Passare a miglior vita dopo aver contribuito così fortemente alla cultura popolare mondiale, non è morire: è entrare nella leggenda. Stan Lee ci ha lasciato a 95 anni e noi ora non possiamo fare altro che omaggiarlo.

La storia di Stan Lee è l’esemplificazione dell’American Dream, del self-made man che parte dal basso, da umili origini e si arrampica sempre più in alto fino a raggiungere la vetta.

Quando fu assunto da Martin Goodman era appena un ragazzo, un semplice portalettere dell’allora Timely Comics.

Erano da pochissimo nati Superman (Joe Shuster e Jerry Siegel) e Batman (Bill Finger e Bob Kane), rispettivamente nel 1938 e nel 1939.

Il mondo stava per sperimentare gli orrori della Seconda Guerra Mondiale e molte cose di li a poco sarebbero cambiate per sempre.

 

Il giovane Stanley Martin Lieber nel 1941 si ritrovò a firmare un articoletto in apertura del Capitan America di Joe Simon e Jack Kirby.

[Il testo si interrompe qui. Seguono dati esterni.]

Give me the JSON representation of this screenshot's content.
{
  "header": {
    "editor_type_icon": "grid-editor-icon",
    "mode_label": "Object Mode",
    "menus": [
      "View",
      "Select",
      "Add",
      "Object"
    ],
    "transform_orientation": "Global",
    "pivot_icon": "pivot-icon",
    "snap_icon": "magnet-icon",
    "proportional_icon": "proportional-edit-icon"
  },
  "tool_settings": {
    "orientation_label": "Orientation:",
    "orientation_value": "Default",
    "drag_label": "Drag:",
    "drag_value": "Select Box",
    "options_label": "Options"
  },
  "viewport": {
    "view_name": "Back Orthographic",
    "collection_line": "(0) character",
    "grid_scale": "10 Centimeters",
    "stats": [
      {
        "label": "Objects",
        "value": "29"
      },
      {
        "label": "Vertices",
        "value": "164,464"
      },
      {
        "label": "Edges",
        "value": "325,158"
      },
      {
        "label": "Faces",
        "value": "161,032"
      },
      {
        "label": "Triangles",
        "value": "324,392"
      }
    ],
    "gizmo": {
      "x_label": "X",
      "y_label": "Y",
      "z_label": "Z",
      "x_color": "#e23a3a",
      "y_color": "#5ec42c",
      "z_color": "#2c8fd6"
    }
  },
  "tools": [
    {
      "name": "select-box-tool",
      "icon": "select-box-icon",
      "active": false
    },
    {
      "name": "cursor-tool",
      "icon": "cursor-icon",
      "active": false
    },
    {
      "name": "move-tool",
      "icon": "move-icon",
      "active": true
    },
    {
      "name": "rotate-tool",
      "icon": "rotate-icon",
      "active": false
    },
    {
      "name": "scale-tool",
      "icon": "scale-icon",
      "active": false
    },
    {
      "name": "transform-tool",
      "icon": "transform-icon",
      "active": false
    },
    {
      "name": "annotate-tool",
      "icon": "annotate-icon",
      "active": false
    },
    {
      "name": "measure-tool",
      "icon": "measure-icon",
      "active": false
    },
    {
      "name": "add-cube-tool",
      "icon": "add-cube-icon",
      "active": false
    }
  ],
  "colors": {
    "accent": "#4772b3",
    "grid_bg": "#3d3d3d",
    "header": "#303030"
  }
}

Nacque quel giorno il nome di Stan Lee.
Passano  20 anni, poi un giorno scaturisce la scintilla che fa divampare il fuoco della creatività e cambierà la cultura popolare americana prima e di tutto il mondo poi.

Ma la leggenda del Sorridente avrebbe dovuto ancora aspettare parecchi anni prima di realizzarsi.

Passano  20 anni, poi un giorno scaturisce la scintilla che fa divampare il fuoco della creatività e cambierà la cultura popolare americana prima e di tutto il mondo poi.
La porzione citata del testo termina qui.